To put everything to the test, I saved up my money and bought a Greyhound Bus ticket to join the upcoming march in Selma, Alabama, a long trip. Towards the end of the trip, on the last leg of the bus ride, I was sitting next to a nice man, a farmer named Dee, who took his nourishment from a bottle in a paper bag. Early morning, I carefully took out my tefilin and while putting them on I inadvertently woke up Dee. He let out a holler, and I’m not sure what happened, but there was bedlam. The bus driver slammed on the brakes, and came to interrogate me. I explained that I wasn’t trying to hang myself, that these were phylacteries, and that as an Orthodox rabbinical student I was joining Dr. King on the great Selma march. The driver confiscated the tefilin, had me sit down, and drove the bus straight to the Hackleburg (Alabama) jail. I was arrested and put under lock and key.
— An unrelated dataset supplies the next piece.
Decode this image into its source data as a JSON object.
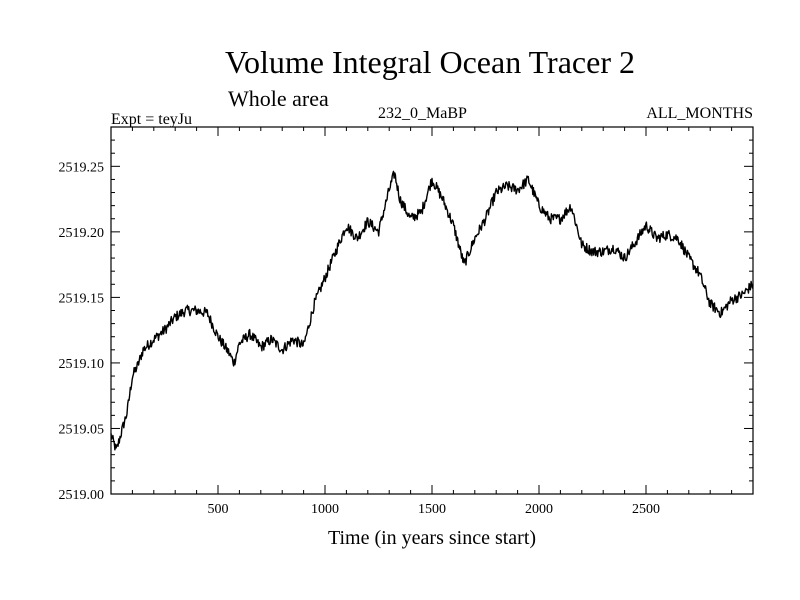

I spent a difficult day and night with a few older gentlemen sleeping it off. Early in the morning I and my tefilin were bailed out by a Reform rabbi, Benjamin Schultz, who drove five hours from Clarkesdale Mississippi. Rabbi Schultz took good care of me, but the deal was that I get on the next bus back (eventually) to Chicago. He was not a supporter of the March – he “understood” segregation – nor was he pro-Orthodox. But as he waited patiently with me at the bus stop, I had a profound understanding of what Hessed can mean, even, and especially, at a point of tension and confusion.
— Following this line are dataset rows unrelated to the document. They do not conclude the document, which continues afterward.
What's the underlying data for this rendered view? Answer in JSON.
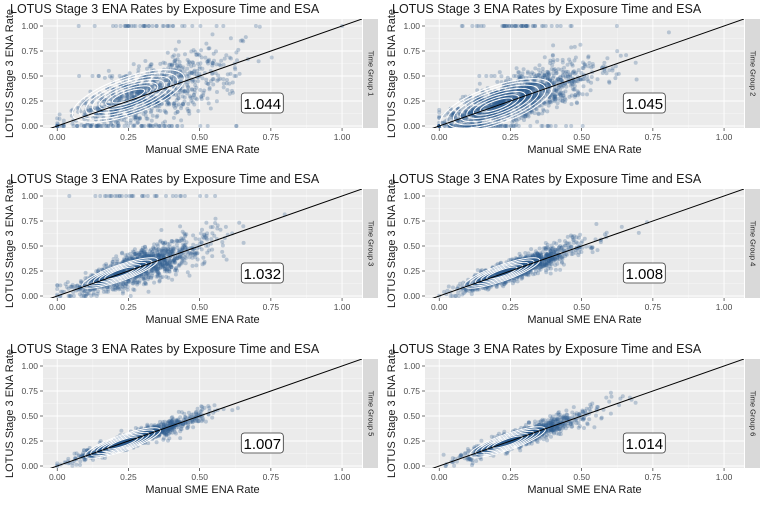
{
  "figure": {
    "colors": {
      "panel_bg": "#ebebeb",
      "grid_major": "#ffffff",
      "points": "#2f5f8f",
      "strip_bg": "#d9d9d9",
      "contour": "#ffffff",
      "identity_line": "#000000"
    }
  },
  "chart_data": [
    {
      "type": "scatter",
      "title": "LOTUS Stage 3 ENA Rates by Exposure Time and ESA",
      "xlabel": "Manual SME ENA Rate",
      "ylabel": "LOTUS Stage 3 ENA Rate",
      "facet_label": "Time Group 1",
      "xlim": [
        -0.05,
        1.07
      ],
      "ylim": [
        -0.02,
        1.07
      ],
      "xticks": [
        "0.00",
        "0.25",
        "0.50",
        "0.75",
        "1.00"
      ],
      "yticks": [
        "0.00",
        "0.25",
        "0.50",
        "0.75",
        "1.00"
      ],
      "ratio_label": "1.044",
      "reference_line": {
        "slope": 1,
        "intercept": 0
      },
      "density_center": [
        0.25,
        0.3
      ],
      "spread": [
        0.17,
        0.2
      ],
      "noise": 0.15,
      "n_points": 1100
    },
    {
      "type": "scatter",
      "title": "LOTUS Stage 3 ENA Rates by Exposure Time and ESA",
      "xlabel": "Manual SME ENA Rate",
      "ylabel": "LOTUS Stage 3 ENA Rate",
      "facet_label": "Time Group 2",
      "xlim": [
        -0.05,
        1.07
      ],
      "ylim": [
        -0.02,
        1.07
      ],
      "xticks": [
        "0.00",
        "0.25",
        "0.50",
        "0.75",
        "1.00"
      ],
      "yticks": [
        "0.00",
        "0.25",
        "0.50",
        "0.75",
        "1.00"
      ],
      "ratio_label": "1.045",
      "reference_line": {
        "slope": 1,
        "intercept": 0
      },
      "density_center": [
        0.2,
        0.21
      ],
      "spread": [
        0.15,
        0.15
      ],
      "noise": 0.12,
      "n_points": 1600
    },
    {
      "type": "scatter",
      "title": "LOTUS Stage 3 ENA Rates by Exposure Time and ESA",
      "xlabel": "Manual SME ENA Rate",
      "ylabel": "LOTUS Stage 3 ENA Rate",
      "facet_label": "Time Group 3",
      "xlim": [
        -0.05,
        1.07
      ],
      "ylim": [
        -0.02,
        1.07
      ],
      "xticks": [
        "0.00",
        "0.25",
        "0.50",
        "0.75",
        "1.00"
      ],
      "yticks": [
        "0.00",
        "0.25",
        "0.50",
        "0.75",
        "1.00"
      ],
      "ratio_label": "1.032",
      "reference_line": {
        "slope": 1,
        "intercept": 0
      },
      "density_center": [
        0.22,
        0.23
      ],
      "spread": [
        0.14,
        0.14
      ],
      "noise": 0.09,
      "n_points": 1400
    },
    {
      "type": "scatter",
      "title": "LOTUS Stage 3 ENA Rates by Exposure Time and ESA",
      "xlabel": "Manual SME ENA Rate",
      "ylabel": "LOTUS Stage 3 ENA Rate",
      "facet_label": "Time Group 4",
      "xlim": [
        -0.05,
        1.07
      ],
      "ylim": [
        -0.02,
        1.07
      ],
      "xticks": [
        "0.00",
        "0.25",
        "0.50",
        "0.75",
        "1.00"
      ],
      "yticks": [
        "0.00",
        "0.25",
        "0.50",
        "0.75",
        "1.00"
      ],
      "ratio_label": "1.008",
      "reference_line": {
        "slope": 1,
        "intercept": 0
      },
      "density_center": [
        0.22,
        0.23
      ],
      "spread": [
        0.13,
        0.13
      ],
      "noise": 0.06,
      "n_points": 1200
    },
    {
      "type": "scatter",
      "title": "LOTUS Stage 3 ENA Rates by Exposure Time and ESA",
      "xlabel": "Manual SME ENA Rate",
      "ylabel": "LOTUS Stage 3 ENA Rate",
      "facet_label": "Time Group 5",
      "xlim": [
        -0.05,
        1.07
      ],
      "ylim": [
        -0.02,
        1.07
      ],
      "xticks": [
        "0.00",
        "0.25",
        "0.50",
        "0.75",
        "1.00"
      ],
      "yticks": [
        "0.00",
        "0.25",
        "0.50",
        "0.75",
        "1.00"
      ],
      "ratio_label": "1.007",
      "reference_line": {
        "slope": 1,
        "intercept": 0
      },
      "density_center": [
        0.23,
        0.23
      ],
      "spread": [
        0.13,
        0.13
      ],
      "noise": 0.04,
      "n_points": 1100
    },
    {
      "type": "scatter",
      "title": "LOTUS Stage 3 ENA Rates by Exposure Time and ESA",
      "xlabel": "Manual SME ENA Rate",
      "ylabel": "LOTUS Stage 3 ENA Rate",
      "facet_label": "Time Group 6",
      "xlim": [
        -0.05,
        1.07
      ],
      "ylim": [
        -0.02,
        1.07
      ],
      "xticks": [
        "0.00",
        "0.25",
        "0.50",
        "0.75",
        "1.00"
      ],
      "yticks": [
        "0.00",
        "0.25",
        "0.50",
        "0.75",
        "1.00"
      ],
      "ratio_label": "1.014",
      "reference_line": {
        "slope": 1,
        "intercept": 0
      },
      "density_center": [
        0.24,
        0.24
      ],
      "spread": [
        0.13,
        0.13
      ],
      "noise": 0.05,
      "n_points": 1000
    }
  ]
}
The second person that redeemed me was the Orthodox posek (legal decisor) of Chicago, Rabbi Hayim Dovid Regensberg. He came from a top rabbinic line, was greatly thought of in Europe as a scholar, studied at the University of Chicago, and was greatly beloved by the community. I posed to him a question, quaking and shaking all the time, how I can reconcile a commitment to the “struggle” and to Torah. He responded with a long obviously thought-out discourse on the significance of civil rights in Halakhic thought. He emphasized that to “act with integrity and to do good” (Deut. 6) was the essence of Torah.
But the person who put the fear and love of God in me was Martin Luther King Jr. himself. Fifty-one years ago (Aug. 5, 1966) he brought his campaign to the South Side, far west of where I lived in Marquette Park, an Eastern European ethnic conclave. I skipped school that day and took the CTA bus out west. The mob that faced him was filled with a hate that Rev. King said exceeded anything he experienced in the (real) South. I was dressed in my brown corduroys, bright yellow shirt, and big chartreuse velvet Bar Mitzvah guest kippah (Mike Green, 1962) that doesn’t fall off easily. In effect, my dress said: Jew target. I later got shoved, and didn’t bleed, but Dr. King was felled by a rock. When he got up after a few agonizing moments, it was as if resurrection itself has occurred. Around 20 minutes earlier, as he and his entourage passed where I was standing, he noticed me in all my sartorial elegance and that chartreuse velvet kippah. He asked quickly, “Are you wearing your fringes?” As if confronted by my 4th grade yeshiva rebbe, I automatically pulled one strand out from under my shirt. He said then in his deep, deep baritone, “Wear them. Remember ALL the commandments.” He was off then to the fray.
I’ve worn them every day since. And as the verse Dr. King of blessed memory referenced (Num. 15:39) I try to remember ALL of the commandments and do them. Because I am a tzitzit wearing Orthodox Jew and rabbi, I am compelled to call out the source of the evil of Charlottesville — I condemn Donald Trump and his minions.
Can I hear a minyan of Orthodox rabbis that will do the same?